# How Durable is this Mummy Makeup?



## waldiddy (Aug 4, 2008)

I love this costuming idea from Martha Stewart :

http://www.marthastewart.com/article/scary-makeup?lnc=a489cf380e1dd010VgnVCM1000005b09a00aRCRD&page=2&rsc=articlecontent_holiday

For a haunted house, where a volunteer would be wearing this for 4 hours+, how durable do you think this "paste" ("2 tablespoons flour and 1 tablespoon plus 1 teaspoon corn syrup") would be?

We're doing a small Egyptian tomb area in our haunted house this year, so a convincing looking mummy would be really awesome.


----------



## DarkLore (Jan 25, 2009)

Imagine putting paper mache on someone for 4 hours. That's not the route I would take.


----------



## Dixie (Feb 18, 2009)

It seems like it would crack to me?


----------



## Bone Dancer (Oct 7, 2005)

I found this for making skin for face makeup. I plan on using it this year but to date I haven't tried it yet but it looks simple and easy to use.


----------



## RoxyBlue (Oct 6, 2008)

A flour & water paste sticks to the skin pretty well once it's dried. I think Dixie is right that cracking is a real possibility, but it's going to be covered with paper toweling so that may not be an issue.

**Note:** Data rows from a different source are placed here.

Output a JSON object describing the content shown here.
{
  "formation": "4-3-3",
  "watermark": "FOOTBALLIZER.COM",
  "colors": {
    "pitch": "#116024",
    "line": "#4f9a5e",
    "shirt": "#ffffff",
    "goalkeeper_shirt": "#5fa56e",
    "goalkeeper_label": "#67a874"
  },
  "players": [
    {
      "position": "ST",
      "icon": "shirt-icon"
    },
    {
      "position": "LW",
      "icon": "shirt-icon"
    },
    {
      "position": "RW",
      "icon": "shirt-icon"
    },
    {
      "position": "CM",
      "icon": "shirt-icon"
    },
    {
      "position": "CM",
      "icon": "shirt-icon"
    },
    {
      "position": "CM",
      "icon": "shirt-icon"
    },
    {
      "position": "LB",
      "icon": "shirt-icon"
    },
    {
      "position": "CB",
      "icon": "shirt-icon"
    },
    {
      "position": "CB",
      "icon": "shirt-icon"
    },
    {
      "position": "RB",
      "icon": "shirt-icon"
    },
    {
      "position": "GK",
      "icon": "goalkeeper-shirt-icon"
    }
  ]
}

I'd say give it a test run and see how durable and comfortable it's going to be. A lot may depend on how active the wearer is going to be. I expect it's going to be very drying to the skin (like a clay mask), but not anything that can't be fixed with some good face lotion after it's removed.


----------



## lowdwnrob (Jul 2, 2008)

Where do you get that gelatine stuff. It looks like what I will be wearing this year.


----------



## Spooky Chick (Mar 11, 2010)

I would think it might "melt" or get mealy if the actor sweats...


----------



## trishaanne (Aug 20, 2005)

I didn't watch the video, but I would think Vaseline would make a nice, gooey, look. It can be colored with some liquid makeup, and if you need to reapply, just have some ready made to be slapped on in a hurry.


----------